An example illustrates how an undershoot of the purchasing power target triggers error-correction in supply. Suppose that demand growth temporarily slows such that the coin is trading for R$9 when R$10 was the end-of-quarter target (R$ are “real dollars,” i.e. R$10 = US$10 + adjustment for $ inflation). In this example, the real price is 10% below target. The program responds to the discrepancy by reducing quarterly coin supply growth by one-fourth of the discrepancy, here 2.5 percentage points, to 7.5% per quarter. Other things equal, assuming that real demand for the coin resumes growing along a lower path, the supply growth reduction to 7.5% will allow faster appreciation per coin. With appreciation 2.5 percentage points higher, the 10 percent shortfall in purchasing power (R$9 versus R$10), will be eliminated in approximately 4 quarters, bringing the coin’s purchasing power back to target.
A market value above target will correspondingly prompt faster quantity expansion to eliminate the gap.
Stage Three:
Once appreciation to the desired level has been achieved [or after a set number of quarters] a flat purchasing power path is targeted. Zero expected appreciation or depreciation, and low volatility through monthly adjustment of the minting rate, makes SagaCoin attractive to users as a medium of exchange.

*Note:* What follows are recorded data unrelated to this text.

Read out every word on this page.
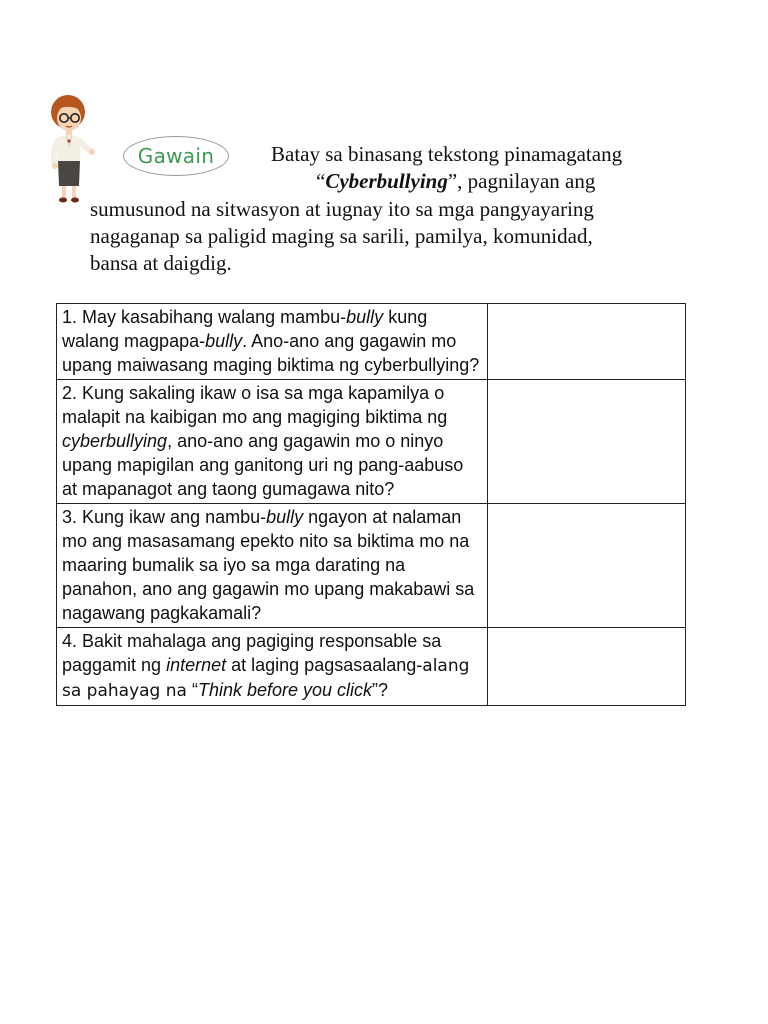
Gawain	Batay sa binasang tekstong pinamagatang
“Cyberbullying”, pagnilayan ang

sumusunod na sitwasyon at iugnay ito sa mga pangyayaring

nagaganap sa paligid maging sa sarili, pamilya, komunidad,

bansa at daigdig.

1. May kasabihang walang mambu-bully kung walang magpapa-bully. Ano-ano ang gagawin mo upang maiwasang maging biktima ng cyberbullying?	
2. Kung sakaling ikaw o isa sa mga kapamilya o malapit na kaibigan mo ang magiging biktima ng cyberbullying, ano-ano ang gagawin mo o ninyo upang mapigilan ang ganitong uri ng pang-aabuso at mapanagot ang taong gumagawa nito?	
3. Kung ikaw ang nambu-bully ngayon at nalaman mo ang masasamang epekto nito sa biktima mo na maaring bumalik sa iyo sa mga darating na panahon, ano ang gagawin mo upang makabawi sa nagawang pagkakamali?	
4. Bakit mahalaga ang pagiging responsable sa paggamit ng internet at laging pagsasaalang-alang sa pahayag na “Think before you click”?	
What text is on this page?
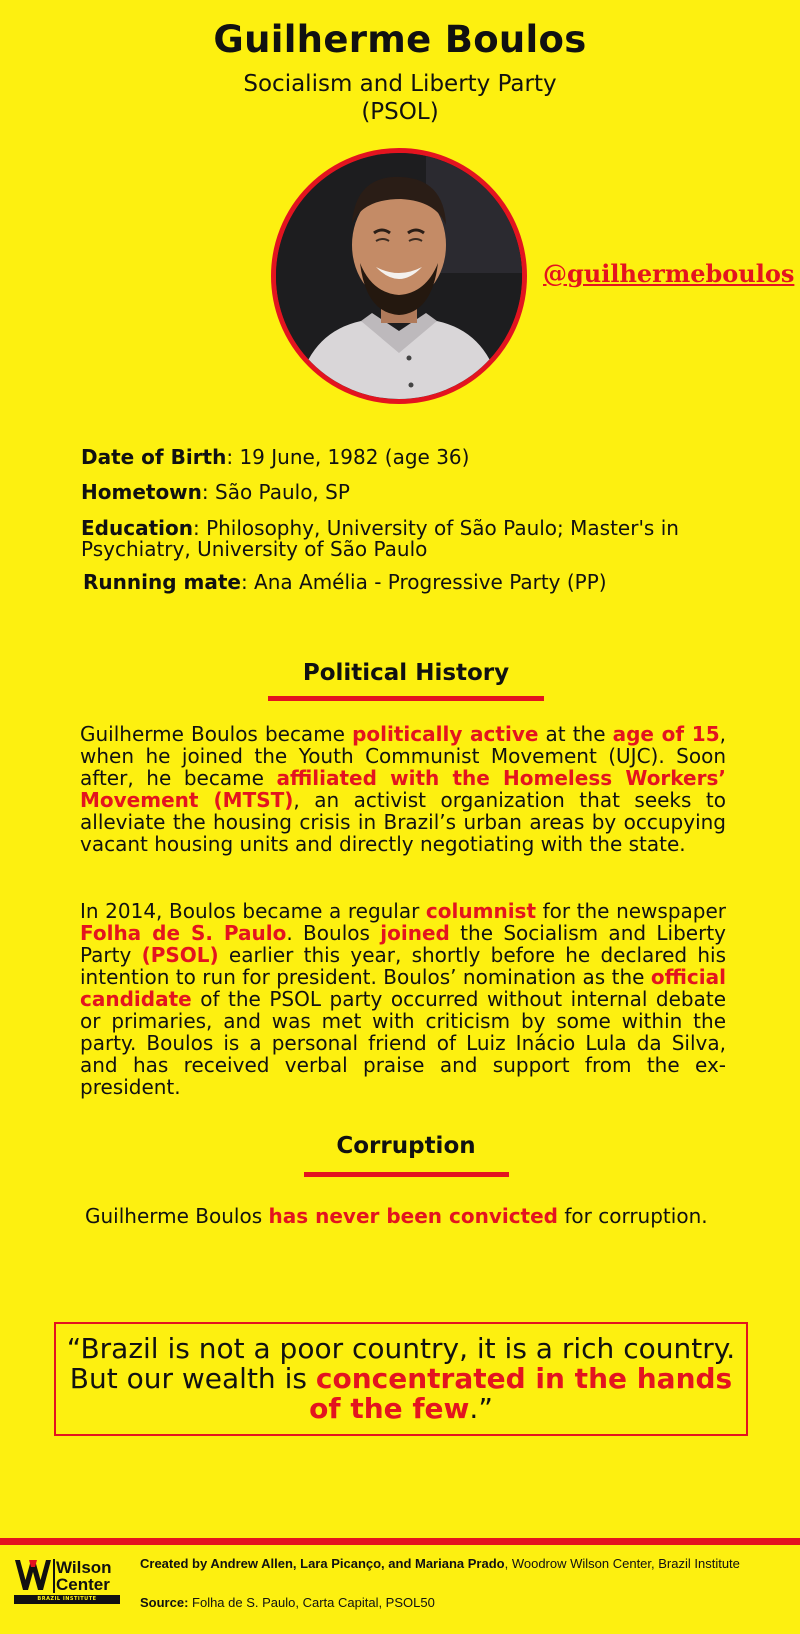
Guilherme Boulos
Socialism and Liberty Party
(PSOL)
@guilhermeboulos
Date of Birth: 19 June, 1982 (age 36)
Hometown: São Paulo, SP
Education: Philosophy, University of São Paulo; Master's in Psychiatry, University of São Paulo
Running mate: Ana Amélia - Progressive Party (PP)
Political History
Guilherme Boulos became politically active at the age of 15, when he joined the Youth Communist Movement (UJC). Soon after, he became affiliated with the Homeless Workers’ Movement (MTST), an activist organization that seeks to alleviate the housing crisis in Brazil’s urban areas by occupying vacant housing units and directly negotiating with the state.
In 2014, Boulos became a regular columnist for the newspaper Folha de S. Paulo. Boulos joined the Socialism and Liberty Party (PSOL) earlier this year, shortly before he declared his intention to run for president. Boulos’ nomination as the official candidate of the PSOL party occurred without internal debate or primaries, and was met with criticism by some within the party. Boulos is a personal friend of Luiz Inácio Lula da Silva, and has received verbal praise and support from the ex-president.
Corruption
Guilherme Boulos has never been convicted for corruption.
“Brazil is not a poor country, it is a rich country. But our wealth is concentrated in the hands of the few.”
Wilson
Center
BRAZIL INSTITUTE
Created by Andrew Allen, Lara Picanço, and Mariana Prado, Woodrow Wilson Center, Brazil Institute
Source: Folha de S. Paulo, Carta Capital, PSOL50
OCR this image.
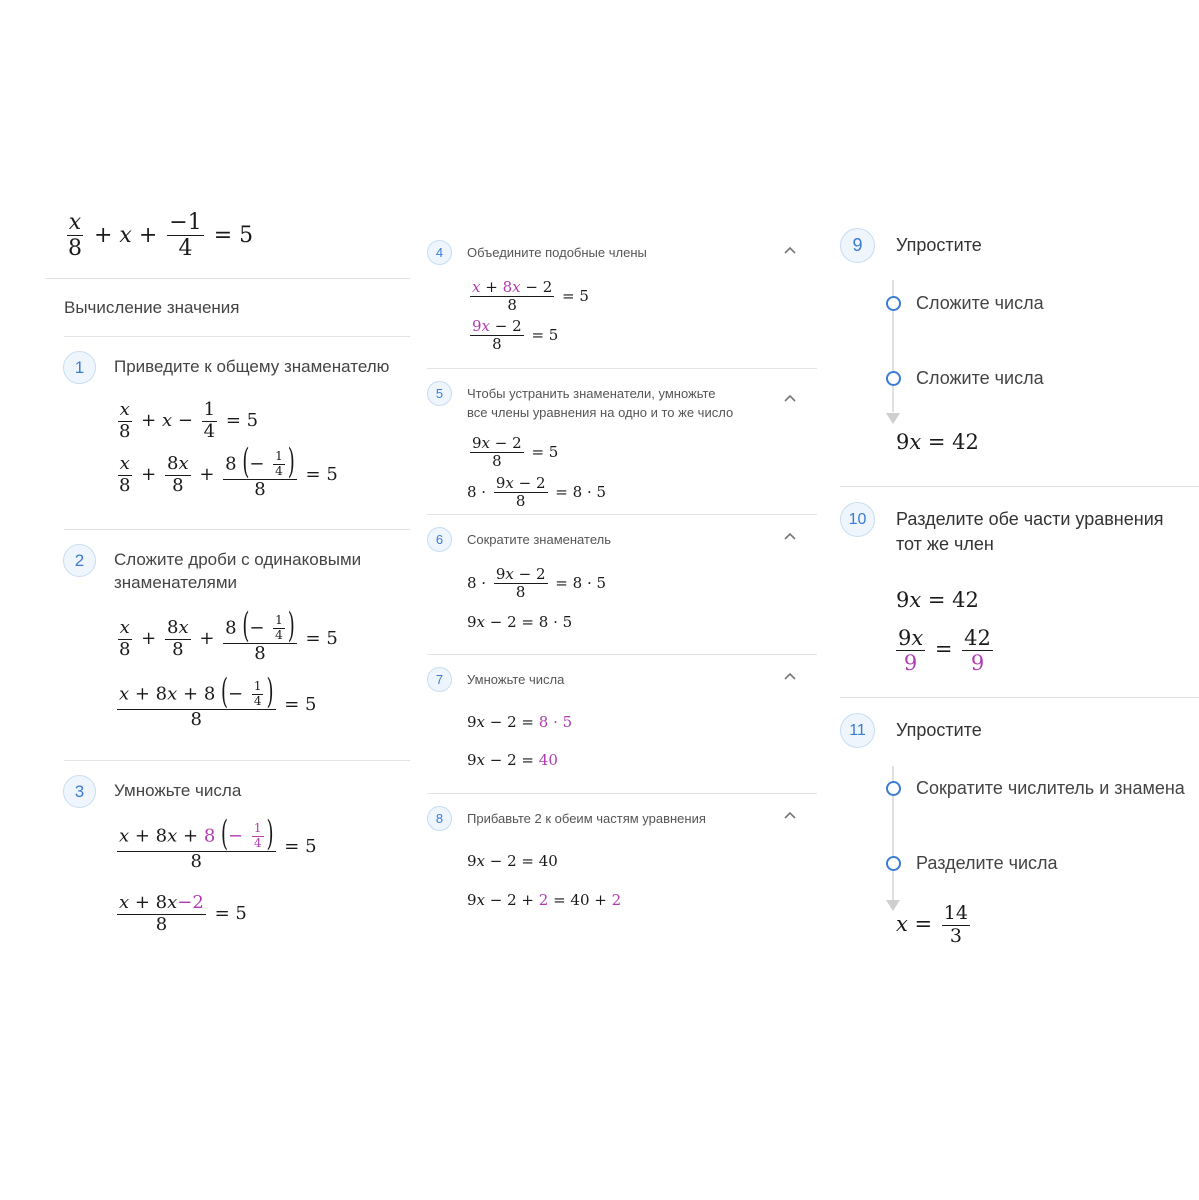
$\frac{x}{8} + x + \frac{-1}{4} = 5$
Вычисление значения
1	Приведите к общему знаменателю
$\frac{x}{8} + x - \frac{1}{4} = 5$
$\frac{x}{8} + \frac{8x}{8} + \frac{8 (- \frac{1}{4} )}{8} = 5$
2	Сложите дроби с одинаковыми
знаменателями
$\frac{x}{8} + \frac{8x}{8} + \frac{8 (- \frac{1}{4} )}{8} = 5$
$\frac{x + 8x + 8 (- \frac{1}{4} )}{8} = 5$
3	Умножьте числа
$\frac{x + 8x + 8 (- \frac{1}{4} )}{8} = 5$
$\frac{x + 8x-2}{8} = 5$
4	Объедините подобные члены
$\frac{x + 8x - 2}{8} = 5$
$\frac{9x - 2}{8} = 5$
5	Чтобы устранить знаменатели, умножьте
все члены уравнения на одно и то же число
$\frac{9x - 2}{8} = 5$
$8 \cdot \frac{9x - 2}{8} = 8 \cdot 5$
6	Сократите знаменатель
$8 \cdot \frac{9x - 2}{8} = 8 \cdot 5$
9x − 2 = 8 · 5
7	Умножьте числа
9x − 2 = 8 · 5
9x − 2 = 40
8	Прибавьте 2 к обеим частям уравнения
9x − 2 = 40
9x − 2 + 2 = 40 + 2
9	Упростите
Сложите числа
Сложите числа
9x = 42
10	Разделите обе части уравнения
тот же член
9x = 42
$\frac{9x}{9} = \frac{42}{9}$
11	Упростите
Сократите числитель и знамена
Разделите числа
$x = \frac{14}{3}$
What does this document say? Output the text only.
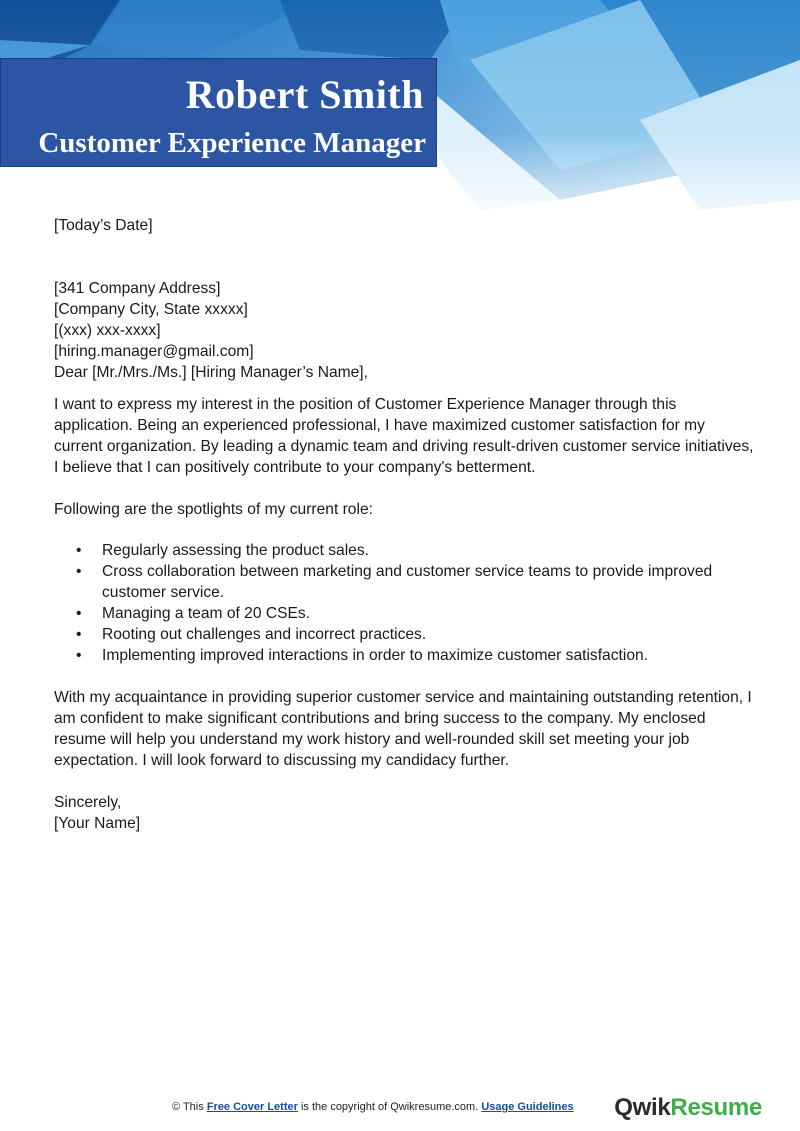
Robert Smith
Customer Experience Manager

[Today’s Date]

[341 Company Address]

[Company City, State xxxxx]

[(xxx) xxx-xxxx]

[hiring.manager@gmail.com]

Dear [Mr./Mrs./Ms.] [Hiring Manager’s Name],

I want to express my interest in the position of Customer Experience Manager through this application. Being an experienced professional, I have maximized customer satisfaction for my current organization. By leading a dynamic team and driving result-driven customer service initiatives, I believe that I can positively contribute to your company's betterment.

Following are the spotlights of my current role:

• Regularly assessing the product sales.
• Cross collaboration between marketing and customer service teams to provide improved customer service.
• Managing a team of 20 CSEs.
• Rooting out challenges and incorrect practices.
• Implementing improved interactions in order to maximize customer satisfaction.

With my acquaintance in providing superior customer service and maintaining outstanding retention, I am confident to make significant contributions and bring success to the company. My enclosed resume will help you understand my work history and well-rounded skill set meeting your job expectation. I will look forward to discussing my candidacy further.

Sincerely,

[Your Name]

© This Free Cover Letter is the copyright of Qwikresume.com. Usage Guidelines QwikResume
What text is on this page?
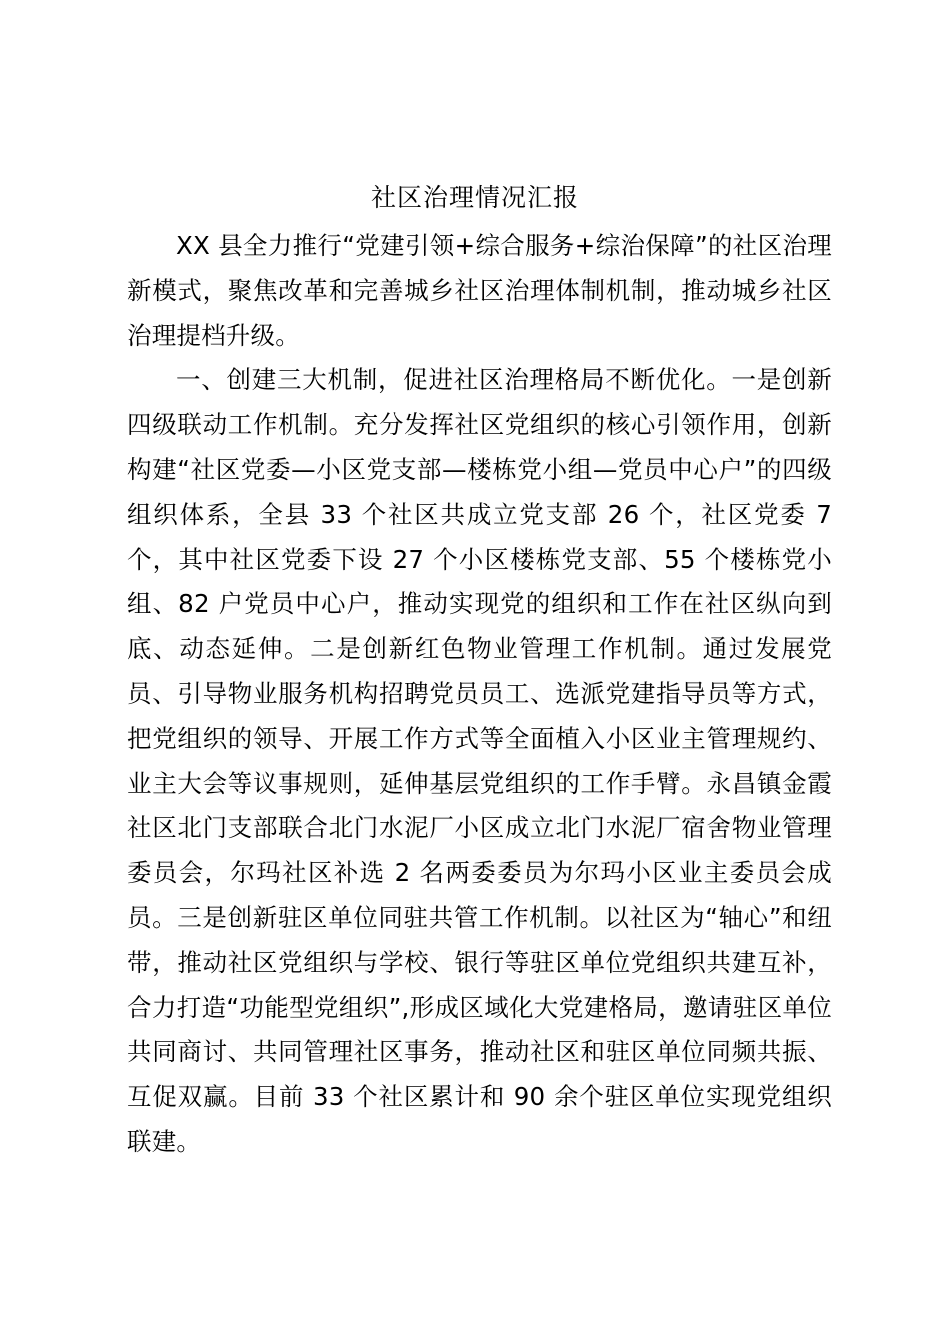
社区治理情况汇报

XX 县全力推行“党建引领+综合服务+综治保障”的社区治理新模式，聚焦改革和完善城乡社区治理体制机制，推动城乡社区治理提档升级。

一、创建三大机制，促进社区治理格局不断优化。一是创新四级联动工作机制。充分发挥社区党组织的核心引领作用，创新构建“社区党委—小区党支部—楼栋党小组—党员中心户”的四级组织体系，全县 33 个社区共成立党支部 26 个，社区党委 7 个，其中社区党委下设 27 个小区楼栋党支部、55 个楼栋党小组、82 户党员中心户，推动实现党的组织和工作在社区纵向到底、动态延伸。二是创新红色物业管理工作机制。通过发展党员、引导物业服务机构招聘党员员工、选派党建指导员等方式，把党组织的领导、开展工作方式等全面植入小区业主管理规约、业主大会等议事规则，延伸基层党组织的工作手臂。永昌镇金霞社区北门支部联合北门水泥厂小区成立北门水泥厂宿舍物业管理委员会，尔玛社区补选 2 名两委委员为尔玛小区业主委员会成员。三是创新驻区单位同驻共管工作机制。以社区为“轴心”和纽带，推动社区党组织与学校、银行等驻区单位党组织共建互补，合力打造“功能型党组织”,形成区域化大党建格局，邀请驻区单位共同商讨、共同管理社区事务，推动社区和驻区单位同频共振、互促双赢。目前 33 个社区累计和 90 余个驻区单位实现党组织联建。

The net expansion rate (minting minus burning) will increase as necessary to return purchasing power to its reference path if purchasing power begins to rise, and decrease as necessary to return purchasing power to path should it begin to fall.
In this stage, the appreciation target being zero, the supply formula becomes
gMt = gCt3–0.25 (ppt — pp*), with pp* constant.
We assume that transaction volume on the SagaChain is still small at this stage, and that the prices of goods and services are predominantly quoted in US dollars. Purchasing power stability will maintained by targeting a flat path for the constant dollar price of SagaCoin, that is, by targeting its nominal dollar price adjusted for dollar inflation as measured by a combination of dollar price indexes (the monthly urban consumer price index, the quarterly GDP deflator, and the quarterly personal consumption expenditure deflator). Con price and USD inflation data will be fed to the program by oracles. To the degree that the US dollar loses purchasing power due to price inflation (the dollar price level rises), while the coin’s purchasing power succeeds in its objective of remaining constant (see below), SagaCoin will appreciate against the dollar.
For example: During the 2nd quarter of 2022, the US CPI-U index rose 2.33% (which compounds to an annualized rate of 9.66%). In response to such a data point the program will raise the next quarter’s nominal dollar price target for SagaCoin by 2.33 percentage points.
Stage Four:
Once SagaCoin becomes widely used as a payment medium, we envision a transition to an internal pricing model. The supply expansion formula remains the same as in Stage Three, but in place of oracle-reported fiat price indexes we deflate using an index of SagaCoin-denominated prices taken directly from the SagaChain.
The internal reporting will be based on encrypted reporting of results by businesses using the blockchain. It will make use of zkSNARKs and equivalent to provide provable rough estimates, instead of actual values. The approach is to have something analogous to 10K type reporting. In this way the price-sampling process will maintain transactional privacy.
The expected model will combine these two factors, and additional factors as we gain experience with the chain’s use. The weight on internal prices can adjust as the internal market grows. Thus the transition from Stage Three to Stage Four can be gradual.